Categorize Your Inventory
Bring order to your warehouse and add efficiency to your picking process by choosing a way to categorize your products. This will make it easier and faster for you to locate and pull items from your shelves. There are a few common systems companies use. One is called ABC, which groups products by their value, with A being the most valuable items and C being the least valuable. A numerical system takes a different approach by allotting numbers for product classes, individual products and their location in the storage facility.
Establish Minimum Stock Threshold Limits
The minimum stock threshold is the least amount of inventory you need on your shelves at all times. By determining your threshold limits, you can ensure you have safety stock ready to answer a sudden influx of sales. This allows you to meet demand and curb lengthy fulfillment times, which would only upset customers. Use this formula to calculate your limits:
Minimum stock threshold = (Average daily product sales/# working days in the month) x average product delivery time1
Please note: average product delivery time should be calculated in days.

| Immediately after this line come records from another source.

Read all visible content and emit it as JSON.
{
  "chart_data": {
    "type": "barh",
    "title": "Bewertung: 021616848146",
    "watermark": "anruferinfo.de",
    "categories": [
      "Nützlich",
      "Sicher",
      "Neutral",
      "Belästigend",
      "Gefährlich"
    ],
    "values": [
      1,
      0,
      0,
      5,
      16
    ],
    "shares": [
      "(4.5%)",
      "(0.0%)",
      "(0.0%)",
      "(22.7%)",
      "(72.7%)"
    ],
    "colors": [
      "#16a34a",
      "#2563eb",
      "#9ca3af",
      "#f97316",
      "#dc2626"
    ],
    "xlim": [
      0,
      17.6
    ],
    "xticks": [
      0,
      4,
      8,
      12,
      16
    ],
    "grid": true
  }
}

Implement Frequent Quality Control Checks
Keeping an eye on your product quality can help prevent customer satisfaction issues and lower return rates. By keeping returns down, your company can maintain its margins. Do routine checks of your inventory to search for signs of damage. Look for discrepancies in prices and product descriptions; products sizes, colors and styles should be accurate. That way you catch any issues before they hit your customer’s front step.
Implement Stock Check Cycles
Cycle counting programs help you gauge the accuracy of your inventory levels by auditing a small sample of products on a routine basis. That way, you don’t need to spend time checking all your inventory all the time. Decide how often you’d like to do cycle counts. Some businesses take a periodic weekly or monthly approach, others do it at random throughout the year. Stay vigilant about your inventory counts to maintain stock visibility. Without accurate stock information, your customers could place orders that can’t be filled.
Liquidate Slow-Moving Stock
By doing routine checks of your inventory, you can stay abreast of product sell-through rates. Save your company dollars and storage space, by liquidating the products that aren’t moving off the shelves. Bring new products into the fold that share similar characteristics with your biggest sellers.
With a few simple steps, any size business can elevate its inventory process. By categorizing your inventory, deciding minimum threshold limits, keeping an eye on quality control and more, your business could see a wide range of positive effects. With a well-run management process, you could add efficiencies to your shipping operations, shorten fulfillment times, lower return rates, improve your customer service, and, of course, boost your bottom line.
1Rich Dale, “Calculating Your Minimum Stock Threshold,” Flowlens, Feb 8, 2016.